Traveling to Melbourne and Brisbane, delegates gained an insight into Australian dairy farming, processing technology, waste management, breeding, and research and practice in genetics.
“I’m excited about the possibilities in two particular aspects,” Nitin Puri, speaking on behalf of the delegation, told Indian Link at the end of it all. “These are farming procedures and genetics. There’s a lot of scope for us to learn from Australia here, and there are significant possibilities for business collaborations as well”.
Puri is the head of FASAR, a division of Yes Bank which focuses on consulting, advisory, policy and research in food and agriculture, working in the multinational, Indian corporate, government and multilateral space.
“India is the largest producer and consumer of milk in the world at 140 million tonnes per day,” Puri said. “This means that while we are self-sufficient in dairy, we are not really exporting. Australia on the other hand, produces one-tenth of what we produce, but exports half of it, thanks to its expertise in processing and livestock development”.
Another stark difference in the Indian and the Australian industry is in farm size. “In India, there would be about two to three cows per farmer,” Puri observed. “Here, it is hundred times that number. A natural advantage is pasture areas filled with open grass. We don’t have that, sadly; and because we have to make it up with consolidated feed, cost structures become involved. The yield size, currently at 6-7 litres per farmer per day, is stagnating. We are not following good practices to see a substantial increase. In Australia, even though the number of farms have gone down in recent times, the herd size per farm has gone up, tripled in many cases, so the farms have scaled up their operations”.

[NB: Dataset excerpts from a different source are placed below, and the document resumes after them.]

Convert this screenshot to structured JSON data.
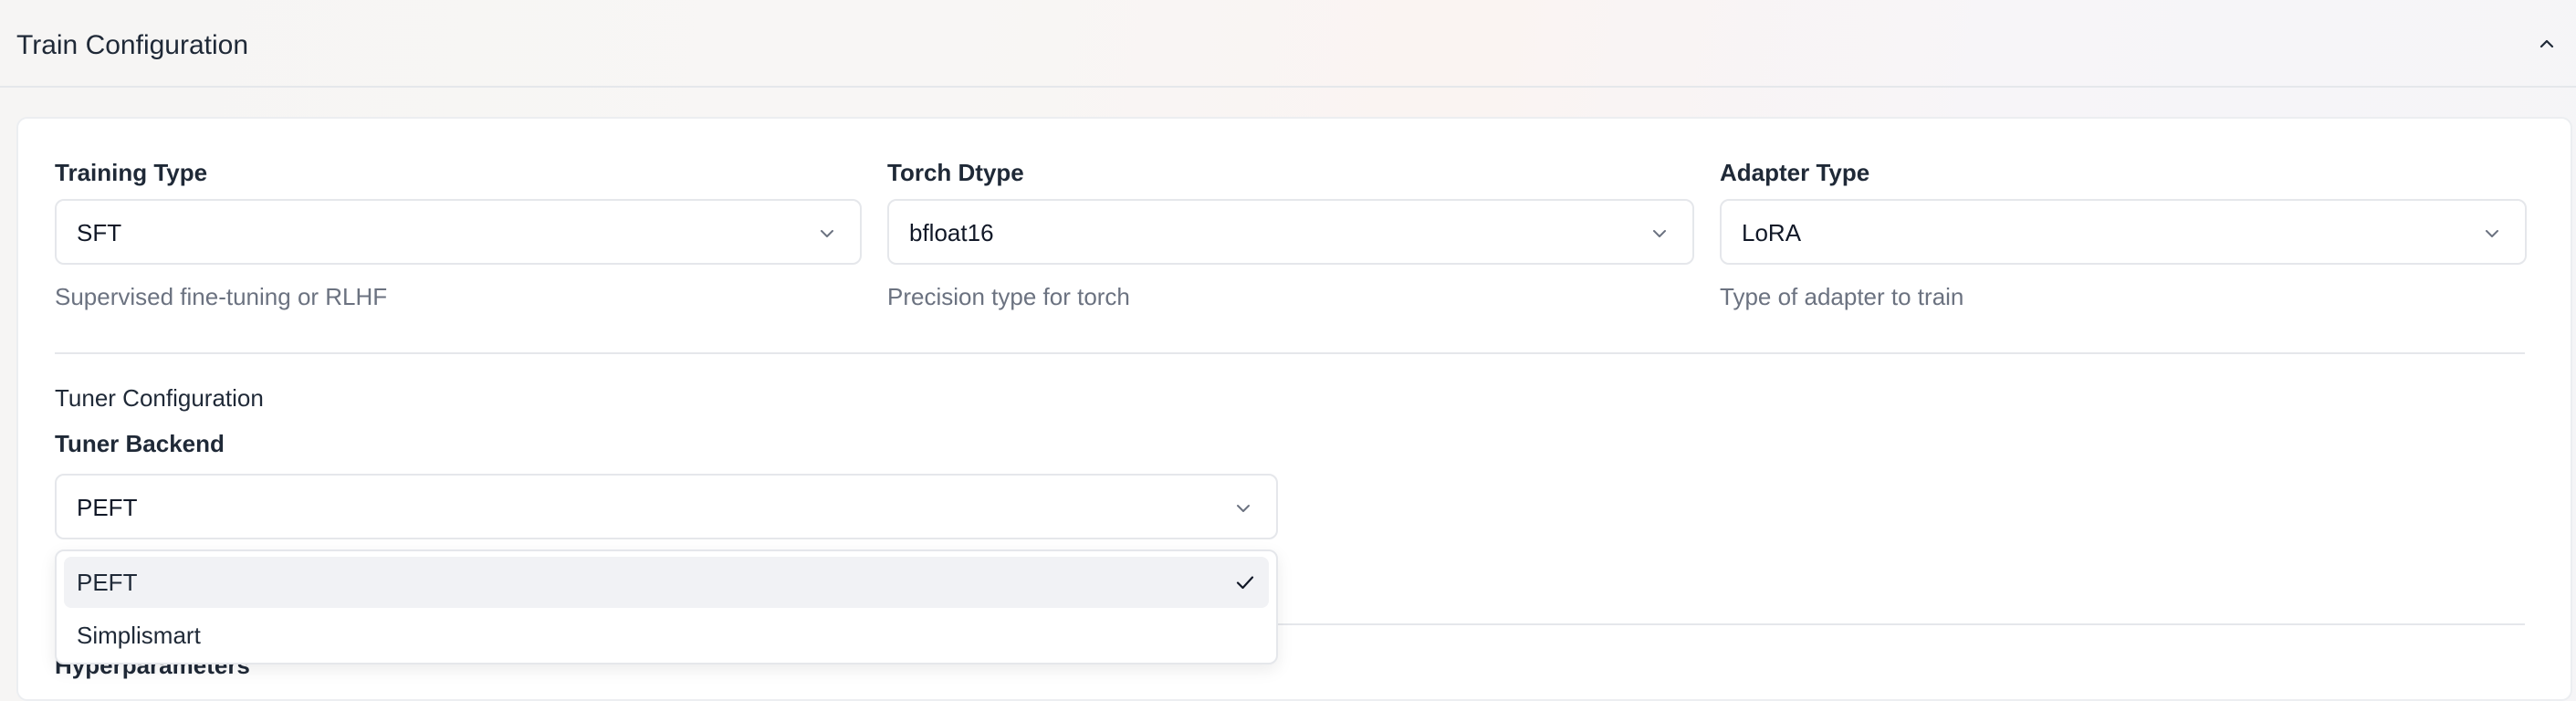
{
  "section": {
    "title": "Train Configuration",
    "collapse_icon": "chevron-up-icon"
  },
  "fields": {
    "training_type": {
      "label": "Training Type",
      "value": "SFT",
      "help": "Supervised fine-tuning or RLHF"
    },
    "torch_dtype": {
      "label": "Torch Dtype",
      "value": "bfloat16",
      "help": "Precision type for torch"
    },
    "adapter_type": {
      "label": "Adapter Type",
      "value": "LoRA",
      "help": "Type of adapter to train"
    }
  },
  "tuner": {
    "heading": "Tuner Configuration",
    "backend_label": "Tuner Backend",
    "backend_value": "PEFT",
    "options": [
      {
        "label": "PEFT",
        "selected": true
      },
      {
        "label": "Simplismart",
        "selected": false
      }
    ]
  },
  "next_section": {
    "heading": "Hyperparameters"
  },
  "colors": {
    "selected_option_bg": "#f1f2f5",
    "help_text": "#6b7280",
    "border": "#e5e7eb"
  }
}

Unlike Australia which is very strong on value-added longer shelf-life products such as cheese and specialised milk powders (it is the world’s fourth largest exporter of processed dairy products), the Indian consumption is in liquid milk only. But with increase in health consciousness and lifestyle in the expanding Indian middle class, this need for value-add is growing, and so the domestic market will start seeing a shortage too.
India’s National Dairy Development Board has forecast milk demand to touch 180-200 million tonnes by the end of 2020. Yet a National Dairy Plan (NDP) drawn up in 2010 proposes to nearly double India’s milk production by that time.
Fortunately, stakeholders are eager to bring in momentum to see this through.
“Unlike other areas of food production, dairy is far more evolved in India,” Puri noted. “No doubt this is because of the influences of co-operatives such as Amul in the 1960s, and more recently, the involvement of the private sector. Storage, for example, is at par with global practices, as opposed to grains which is under government control”.
Changes have also been induced by factors like easy credit facilities and dairy friendly policies by the government, so that dairy farming is less agrarian and more a professionally managed industry.
“We are currently on the lookout for initiatives to have a marketable surplus in the next five to seven years”.
And this, he is sure, will come from herd genetics.
“Genetics will be a game changer. What we’ve learnt in Australia this trip has been a revelation for us. I’m foreseeing that with Australian technology helping us in farming methods and in genetics, we will be able to increase our production substantially”.
Australia showed off its dairy expertise and technology to India at the Dairy Show in Hyderabad earlier this year. It provided an engagement model to connect with the Indian industry using the global PRETSS approach (offering expertise in policy, research, equipment, technology, services and skills).